To develop content and involve the community in the project, we are conducting “in character” interviews with South Louisianans, as if participants were speaking from the future as residents of the “Last Atlantis”. In the interviews participants are asked to speak about why South Louisiana is important, went wrong and caused it to become “Atlantis” and what people in 2011 should do to prevent that from happening. Speakers are depicted as mermaids/men, sea creatures, mutant creatures, wreckage and plants- all set in the underwater world of the “Last Atlantis”. We use handmade paper puppets during the interviews to help people get into character…because puppets are fun! (email firstname.lastname@example.org to become a resident of the Last Atlantis). Audio from community interviews will be used in the film, along with an original soundtrack created by local musicians (in the works…). A range of techniques (animation, live-action, experimental editing) are being used to create the 30- minute film. In the film, a live-action performance-art-inspired mermaid (the lovely Shannon Eaton) guides viewers on an underwater journey through the sunken remains of South LA to meet talking creatures, plants, and architecture common to South Louisiana. Ceramic sculptures of these characters will be created for use in the film, exhibition and sale. Prints from the film, as well as props and scenic backdrops will also be available for sale (and given as prizes for donors).

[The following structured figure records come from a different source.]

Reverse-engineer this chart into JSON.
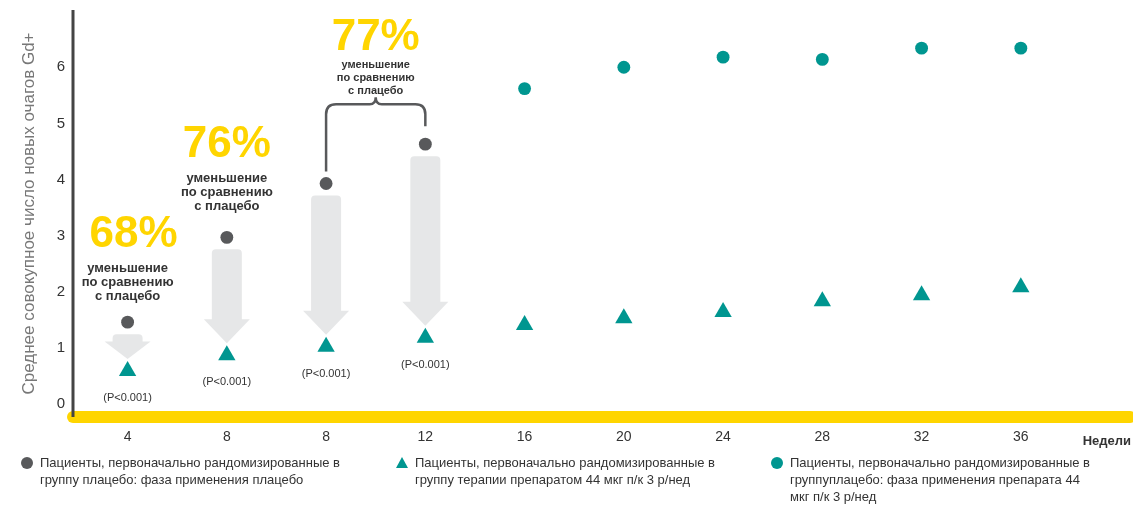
{
  "chart_data": {
    "type": "scatter",
    "ylabel": "Среднее совокупное число новых очагов Gd+",
    "xlabel": "Недели",
    "categories": [
      "4",
      "8",
      "8",
      "12",
      "16",
      "20",
      "24",
      "28",
      "32",
      "36"
    ],
    "series": [
      {
        "name": "Пациенты, первоначально рандомизированные в группу плацебо: фаза применения плацебо",
        "color": "#58595b",
        "marker": "circle",
        "values": [
          1.44,
          2.95,
          3.91,
          4.61,
          null,
          null,
          null,
          null,
          null,
          null
        ]
      },
      {
        "name": "Пациенты, первоначально рандомизированные в группу терапии препаратом 44 мкг п/к 3 р/нед",
        "color": "#009690",
        "marker": "triangle",
        "values": [
          0.57,
          0.85,
          1.0,
          1.16,
          1.39,
          1.51,
          1.62,
          1.81,
          1.92,
          2.06
        ]
      },
      {
        "name": "Пациенты, первоначально рандомизированные в группуплацебо: фаза применения препарата 44 мкг п/к 3 р/нед",
        "color": "#009690",
        "marker": "circle",
        "values": [
          null,
          null,
          null,
          null,
          5.6,
          5.98,
          6.16,
          6.12,
          6.32,
          6.32
        ]
      }
    ],
    "ylim": [
      -0.25,
      7
    ],
    "yticks": [
      0,
      1,
      2,
      3,
      4,
      5,
      6
    ],
    "grid": false,
    "legend": "bottom",
    "annotations": [
      "68%",
      "уменьшение\nпо сравнению\nс плацебо",
      "76%",
      "уменьшение\nпо сравнению\nс плацебо",
      "77%",
      "уменьшение\nпо сравнению\nс плацебо",
      "(P<0.001)",
      "(P<0.001)",
      "(P<0.001)",
      "(P<0.001)"
    ]
  }
}
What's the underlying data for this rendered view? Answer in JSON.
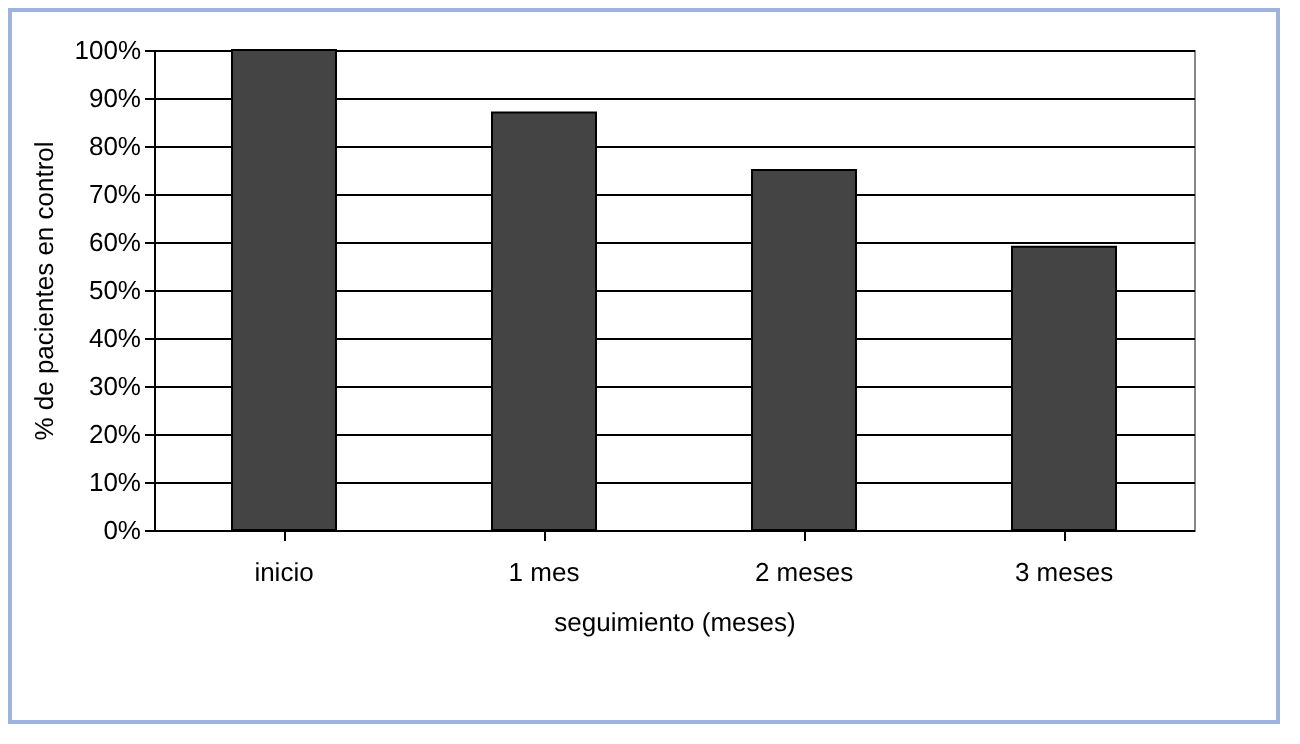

The project is inspired by Terrebonne parish’s increasing vulnerability to natural and man-made disasters and the unique culture of South Louisiana. Our goal is to inspire discussion about our artistic methods and the environmental & social issues addressed by the project.
In December 2011 and August 2012 we will present work from the project at the Waterlife Museum and for Jenny Authement’s fine arts classes at L.E. Fletcher. Beginning in January 2012, we will present a series of six public workshops in the media & visual arts techniques used in the project. Artwork from workshops will be presented through the project website (currently under construction) and a gallery show at the Waterlife museum during Fall 2012.
The project is supported, in part, by funds from the Terrebonne Parish Consolidated Government’s Arts Funding Program as administered by the Houma Regional Arts Council. The project is sponsored by the Bayou Terrebonne Walterlife Museum. We are very thankful for this support!